What parents need to know
Parents Need to Know
Parents need to know that kids solve math problems by doodling colorful lines with their fingertips on their mobile device's screen while playing Math Practice Boards. Kids can solve addition, subtraction, multiplication, and division problems and then choose the answer from four multiple choice boxes. There are 10 levels of math problems that can be set to adapt to each kid's current math skills, although the difficulty within each level varies widely. Math Practice Boards isn't the best math practice app available, but it does offer a colorful, somewhat interactive way for kids practicing basic math problems for free.
What kids can learn
Thinking & Reasoning
- problem solving
Engagement, Approach, Support
Colorful pens empower kids to draw on-screen answers and other doodles that can act as visual problem-solving help, but that's the only visual highlight here.

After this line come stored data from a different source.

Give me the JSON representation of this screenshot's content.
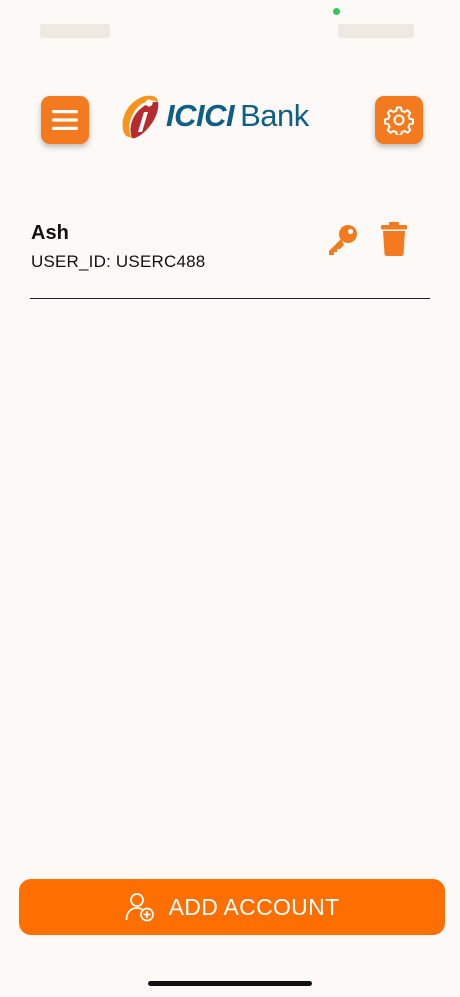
{
  "header": {
    "logo_brand": "ICICI",
    "logo_suffix": "Bank"
  },
  "accounts": [
    {
      "name": "Ash",
      "user_id": "USER_ID: USERC488"
    }
  ],
  "footer": {
    "add_account_label": "ADD ACCOUNT"
  },
  "colors": {
    "accent": "#f47a20",
    "button": "#ff6f00",
    "logo_blue": "#0d5f86",
    "logo_red": "#b52b2f",
    "background": "#fdf9f6"
  },
  "icons": {
    "menu": "hamburger-icon",
    "settings": "gear-icon",
    "key": "key-icon",
    "delete": "trash-icon",
    "add_account": "add-user-icon"
  }
}
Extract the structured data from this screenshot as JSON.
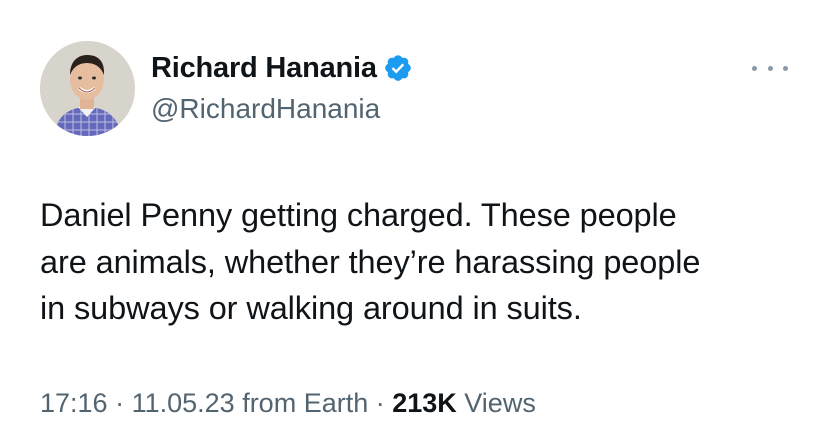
{
  "author": {
    "display_name": "Richard Hanania",
    "handle": "@RichardHanania",
    "verified_icon": "verified-badge-icon",
    "avatar": "profile-photo"
  },
  "menu": {
    "icon": "more-options-icon"
  },
  "tweet": {
    "text": "Daniel Penny getting charged. These people\nare animals, whether they’re harassing people\nin subways or walking around in suits."
  },
  "meta": {
    "time": "17:16",
    "sep1": " · ",
    "date": "11.05.23",
    "source": " from Earth",
    "sep2": " · ",
    "views_count": "213K",
    "views_label": " Views"
  },
  "colors": {
    "verified": "#1d9bf0",
    "secondary_text": "#536471",
    "primary_text": "#0f1419"
  }
}
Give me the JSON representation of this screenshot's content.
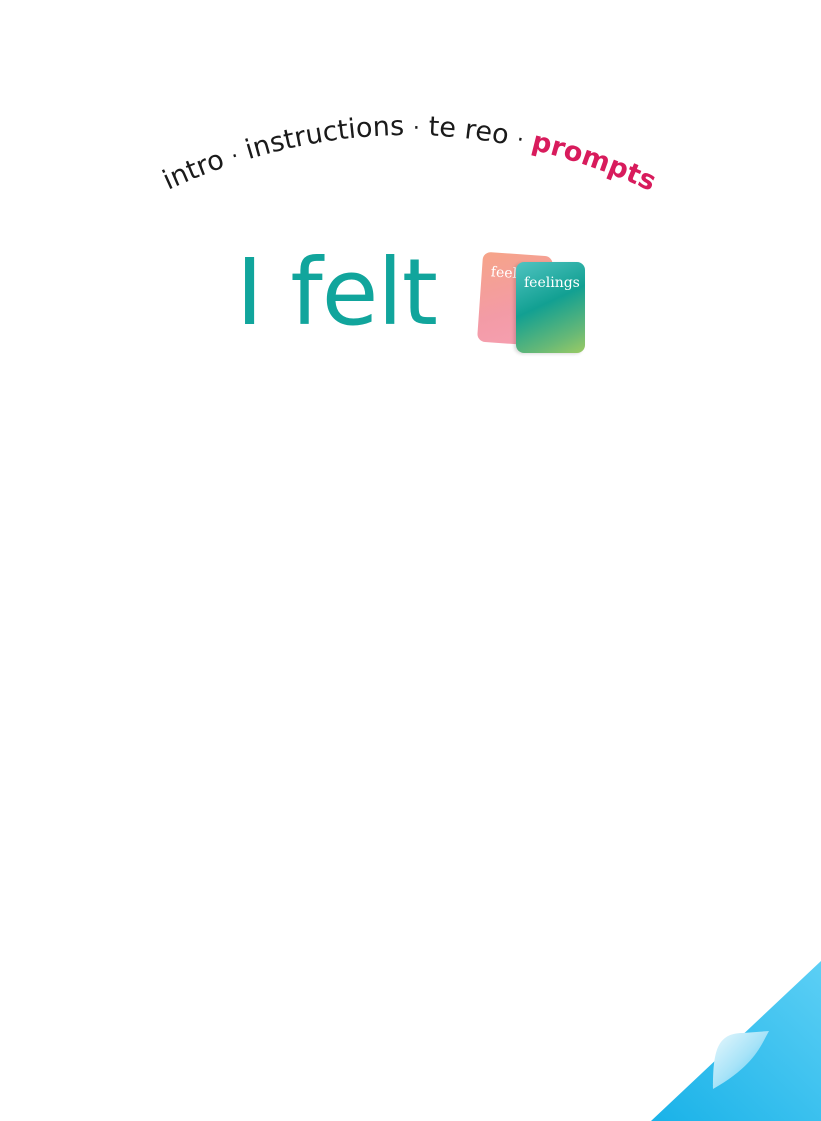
{
  "nav": {
    "items": [
      {
        "label": "intro",
        "active": false
      },
      {
        "label": "instructions",
        "active": false
      },
      {
        "label": "te reo",
        "active": false
      },
      {
        "label": "prompts",
        "active": true
      }
    ],
    "separator": "·",
    "colors": {
      "inactive": "#1a1a1a",
      "active": "#d81b5c"
    }
  },
  "heading": {
    "text": "I felt",
    "color": "#11a59c"
  },
  "cards": {
    "back_label": "feel",
    "front_label": "feelings"
  },
  "corner": {
    "color": "#29b5ea",
    "icon": "page-turn-corner"
  }
}
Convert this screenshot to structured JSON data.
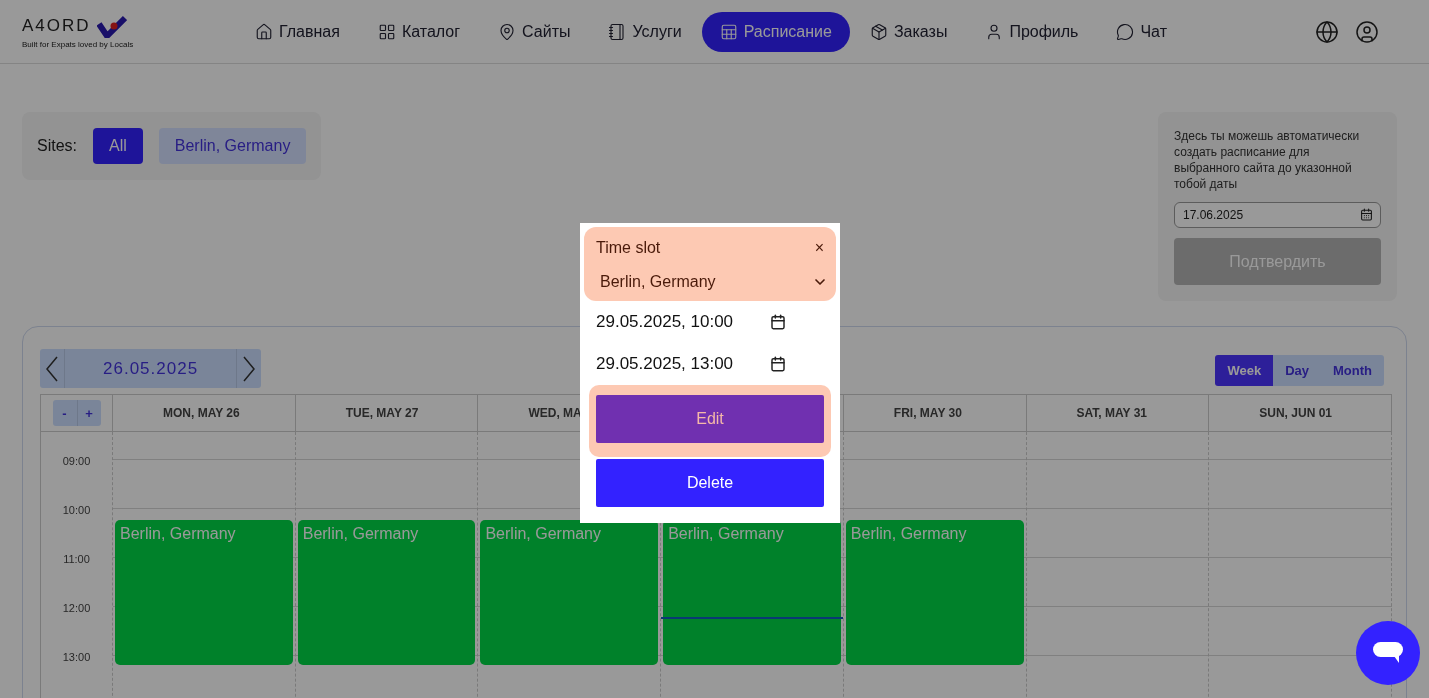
{
  "brand": {
    "name": "A4ORD",
    "tagline": "Built for Expats loved by Locals"
  },
  "nav": [
    {
      "label": "Главная",
      "selected": false
    },
    {
      "label": "Каталог",
      "selected": false
    },
    {
      "label": "Сайты",
      "selected": false
    },
    {
      "label": "Услуги",
      "selected": false
    },
    {
      "label": "Расписание",
      "selected": true
    },
    {
      "label": "Заказы",
      "selected": false
    },
    {
      "label": "Профиль",
      "selected": false
    },
    {
      "label": "Чат",
      "selected": false
    }
  ],
  "sites_filter": {
    "label": "Sites:",
    "options": [
      {
        "label": "All",
        "selected": true
      },
      {
        "label": "Berlin, Germany",
        "selected": false
      }
    ]
  },
  "auto_schedule": {
    "text": "Здесь ты можешь автоматически создать расписание для выбранного сайта до указонной тобой даты",
    "date": "17.06.2025",
    "confirm": {
      "label": "Подтвердить",
      "disabled": true
    }
  },
  "calendar": {
    "date": "26.05.2025",
    "zoom": [
      "-",
      "+"
    ],
    "views": [
      {
        "label": "Week",
        "selected": true
      },
      {
        "label": "Day",
        "selected": false
      },
      {
        "label": "Month",
        "selected": false
      }
    ],
    "times": [
      "09:00",
      "10:00",
      "11:00",
      "12:00",
      "13:00"
    ],
    "days": [
      {
        "label": "MON, MAY 26",
        "events": [
          {
            "title": "Berlin, Germany"
          }
        ]
      },
      {
        "label": "TUE, MAY 27",
        "events": [
          {
            "title": "Berlin, Germany"
          }
        ]
      },
      {
        "label": "WED, MA",
        "events": [
          {
            "title": "Berlin, Germany"
          }
        ]
      },
      {
        "events": [
          {
            "title": "Berlin, Germany"
          }
        ],
        "current_time_line": true
      },
      {
        "label": "FRI, MAY 30",
        "events": [
          {
            "title": "Berlin, Germany"
          }
        ]
      },
      {
        "label": "SAT, MAY 31"
      },
      {
        "label": "SUN, JUN 01"
      }
    ]
  },
  "modal": {
    "title": "Time slot",
    "close": "×",
    "site": "Berlin, Germany",
    "start": "29.05.2025, 10:00",
    "end": "29.05.2025, 13:00",
    "edit": "Edit",
    "delete": "Delete"
  }
}
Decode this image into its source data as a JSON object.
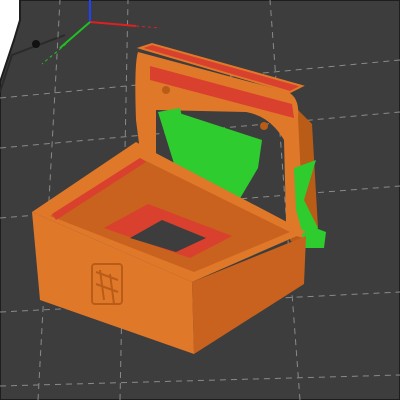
{
  "viewport": {
    "view": "3d-slicer-preview",
    "colors": {
      "background": "#ffffff",
      "bed": "#3d3d3d",
      "bed_border": "#1e1e1e",
      "grid": "#888888",
      "perimeter": "#e0782a",
      "perimeter_dark": "#b85c18",
      "infill": "#d9402d",
      "support": "#2ecc2e",
      "axis_x": "#e02020",
      "axis_y": "#20c020",
      "axis_z": "#2040ff"
    },
    "icons": [
      "axis-gizmo-icon",
      "bed-logo-icon"
    ]
  }
}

Level and problem settings are chosen by the user. Immediate responses to incorrect answers let kids know where they've gone wrong, but there's not much encouragement to improve.
The number of problems kids answer correctly is provided in the upper-right corner of each screen. The bad news: very limited customization and data-saving options.
What's it about?
Choose the operations (addition and subtraction and/or multiplication and division), a level (1-10), and a pen color. Problems appear either vertically or horizontally. Kids can doodle visual cues or draw answers, then they must tap the multiple choice answer. A green check appears for correct answers. The app provides the correct answers immediately if kids choose a wrong answer. Decent practice, fun doodles.
Is it any good?
MATH PRACTICE BOARDS can offer solid practice in basic math operations for free. That said, some kids may get frustrated if the level isn't set to their current ability, and even if it is set properly sometimes problems provided seem much more difficult than other problems on that same level. Another potential source of frustration is that if a kid answers a problem incorrectly, the app provides the right answer immediately with no option to give it another try. The best parts of this app are the colorful pens that kids can use to doodle their problem solving and answers. Younger kids can use them to write dots or other visuals to represent numbers, while older kids can draw the numbers, perhaps using different colors as cues for a concept they are learning, such as the one, tens, hundreds, and thousands places. For kids who like doodling, this app could encourage math practice more than other traditional type-in-the-numbers apps.
Families can talk about...
Set the level according to your kid's current math skills.
Talk to your kid about how to make educated guesses on the few aberrant problems in each level that may be beyond their current skill level.